Providing evidence-based management guidelines for all these causes where
altered consciousness is not primarily neurological in origin would create an
unusable document in terms of size. However, advice will be included at the
beginning of the guideline as to what these causes may be, how they could be
picked up in the “Advanced Paediatric Life Support” primary survey and where
guidance may be found (e.g. NICE guidelines CG24 “Head injury”). This advice
should also address the need to re-examine the guideline if by treating an
“obvious” cause the clinical course or recovery is atypical (e.g. a head injury
secondary to a fall may have been precipitated due to a primary
encephalopathy).
The exact nature
of the filtering process for those patients whose altered conscious level is
not primarily neurological in origin has not yet been determined.

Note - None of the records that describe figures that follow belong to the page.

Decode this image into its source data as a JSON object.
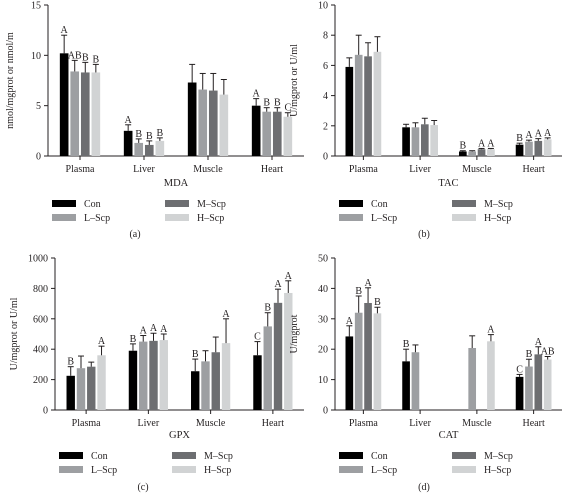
{
  "legend": [
    {
      "label": "Con",
      "color": "#000000"
    },
    {
      "label": "M–Scp",
      "color": "#6d6e71"
    },
    {
      "label": "L–Scp",
      "color": "#9d9fa2"
    },
    {
      "label": "H–Scp",
      "color": "#d1d3d4"
    }
  ],
  "chart_data": [
    {
      "panel": "(a)",
      "type": "bar",
      "xlabel": "MDA",
      "ylabel": "nmol/mgprot or nmol/m",
      "ylim": [
        0,
        15
      ],
      "yticks": [
        "0",
        "5",
        "10",
        "15"
      ],
      "categories": [
        "Plasma",
        "Liver",
        "Muscle",
        "Heart"
      ],
      "series": [
        {
          "name": "Con",
          "values": [
            10.2,
            2.5,
            7.3,
            5.0
          ],
          "errors": [
            1.8,
            0.6,
            1.8,
            0.7
          ],
          "letters": [
            "A",
            "A",
            "",
            "A"
          ]
        },
        {
          "name": "L–Scp",
          "values": [
            8.4,
            1.3,
            6.6,
            4.4
          ],
          "errors": [
            1.1,
            0.4,
            1.6,
            0.4
          ],
          "letters": [
            "AB",
            "B",
            "",
            "B"
          ]
        },
        {
          "name": "M–Scp",
          "values": [
            8.3,
            1.1,
            6.5,
            4.4
          ],
          "errors": [
            1.0,
            0.4,
            1.7,
            0.4
          ],
          "letters": [
            "B",
            "B",
            "",
            "B"
          ]
        },
        {
          "name": "H–Scp",
          "values": [
            8.3,
            1.5,
            6.1,
            3.9
          ],
          "errors": [
            0.8,
            0.3,
            1.5,
            0.4
          ],
          "letters": [
            "B",
            "B",
            "",
            "C"
          ]
        }
      ]
    },
    {
      "panel": "(b)",
      "type": "bar",
      "xlabel": "TAC",
      "ylabel": "U/mgprot or U/ml",
      "ylim": [
        0,
        10
      ],
      "yticks": [
        "0",
        "2",
        "4",
        "6",
        "8",
        "10"
      ],
      "categories": [
        "Plasma",
        "Liver",
        "Muscle",
        "Heart"
      ],
      "series": [
        {
          "name": "Con",
          "values": [
            5.9,
            1.9,
            0.3,
            0.75
          ],
          "errors": [
            0.6,
            0.2,
            0.05,
            0.1
          ],
          "letters": [
            "",
            "",
            "B",
            "B"
          ]
        },
        {
          "name": "L–Scp",
          "values": [
            6.7,
            1.9,
            0.3,
            0.95
          ],
          "errors": [
            1.3,
            0.3,
            0.05,
            0.1
          ],
          "letters": [
            "",
            "",
            "",
            "A"
          ]
        },
        {
          "name": "M–Scp",
          "values": [
            6.6,
            2.1,
            0.45,
            1.0
          ],
          "errors": [
            0.9,
            0.4,
            0.05,
            0.15
          ],
          "letters": [
            "",
            "",
            "A",
            "A"
          ]
        },
        {
          "name": "H–Scp",
          "values": [
            6.9,
            2.05,
            0.45,
            1.1
          ],
          "errors": [
            1.0,
            0.3,
            0.05,
            0.1
          ],
          "letters": [
            "",
            "",
            "A",
            "A"
          ]
        }
      ]
    },
    {
      "panel": "(c)",
      "type": "bar",
      "xlabel": "GPX",
      "ylabel": "U/mgprot or U/ml",
      "ylim": [
        0,
        1000
      ],
      "yticks": [
        "0",
        "200",
        "400",
        "600",
        "800",
        "1000"
      ],
      "categories": [
        "Plasma",
        "Liver",
        "Muscle",
        "Heart"
      ],
      "series": [
        {
          "name": "Con",
          "values": [
            225,
            390,
            255,
            360
          ],
          "errors": [
            60,
            45,
            80,
            90
          ],
          "letters": [
            "B",
            "B",
            "B",
            "C"
          ]
        },
        {
          "name": "L–Scp",
          "values": [
            275,
            450,
            320,
            550
          ],
          "errors": [
            80,
            40,
            70,
            90
          ],
          "letters": [
            "",
            "A",
            "",
            "B"
          ]
        },
        {
          "name": "M–Scp",
          "values": [
            285,
            455,
            380,
            705
          ],
          "errors": [
            30,
            50,
            100,
            90
          ],
          "letters": [
            "",
            "A",
            "",
            "A"
          ]
        },
        {
          "name": "H–Scp",
          "values": [
            360,
            460,
            440,
            770
          ],
          "errors": [
            60,
            40,
            160,
            80
          ],
          "letters": [
            "A",
            "A",
            "A",
            "A"
          ]
        }
      ]
    },
    {
      "panel": "(d)",
      "type": "bar",
      "xlabel": "CAT",
      "ylabel": "U/mgprot",
      "ylim": [
        0,
        50
      ],
      "yticks": [
        "0",
        "10",
        "20",
        "30",
        "40",
        "50"
      ],
      "categories": [
        "Plasma",
        "Liver",
        "Muscle",
        "Heart"
      ],
      "series": [
        {
          "name": "Con",
          "values": [
            24.2,
            16.0,
            null,
            10.9
          ],
          "errors": [
            3.5,
            4.0,
            null,
            0.8
          ],
          "letters": [
            "A",
            "B",
            "",
            "C"
          ]
        },
        {
          "name": "L–Scp",
          "values": [
            32.0,
            19.0,
            20.4,
            14.3
          ],
          "errors": [
            5.5,
            2.4,
            4.0,
            2.4
          ],
          "letters": [
            "B",
            "",
            "",
            "B"
          ]
        },
        {
          "name": "M–Scp",
          "values": [
            35.2,
            null,
            null,
            18.3
          ],
          "errors": [
            5.0,
            null,
            null,
            2.5
          ],
          "letters": [
            "A",
            "",
            "",
            "A"
          ]
        },
        {
          "name": "H–Scp",
          "values": [
            31.8,
            null,
            22.6,
            16.6
          ],
          "errors": [
            2.0,
            null,
            2.2,
            1.0
          ],
          "letters": [
            "B",
            "",
            "A",
            "AB"
          ]
        }
      ]
    }
  ]
}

There has been a discussion about whether other symptoms or
signs should be included as part of the entry criteria (e.g. focal neurological
signs, seizures, altered behaviour) to ensure that the early stages of
encephalopathies (altered consciousness due to a primary brain dysfunction) are
not missed. However, in a problem-based guideline only one problem or
presenting symptom / sign can form the entry criteria. If more than one symptom
is included then the guideline becomes unmanageable (as each individual problem
would need its own guideline) and it becomes more like a diagnosis-based
guideline (the summation of features forms a diagnosis at the beginning of the
guideline).
The definition of altered consciousness has been left open
for the time being until the systematic literature search / formal consensus
process has taken place.
What is the starting
point for module one of the guideline?
The guideline begins with the recognition that a paediatric
patient has attended hospital with an altered conscious level or that a child
already in hospital is recognised to develop an altered conscious level.
What are the end
points for module one of the guideline?
The guideline will end when first line investigations have
been sent, or are requested, and initial treatments have been started within
the first hour or so after presentation. Within the first hour very few
laboratory results will be back and the treatment options will be limited. The
treatment options available for first line staff include anticonvulsants,
intubation and ventilation, dextrose infusion, antibiotics, acyclovir, fluid
and inotropic support, bicarbonate, and mannitol. More complicated treatments
are unlikely to be available within the first hour after presentation, or would
not be started until further test results are reviewed (again unlikely to be
available within the first hour or so).
Further management decisions will therefore be covered in
the second module after further test results are available and second line
investigations have been considered.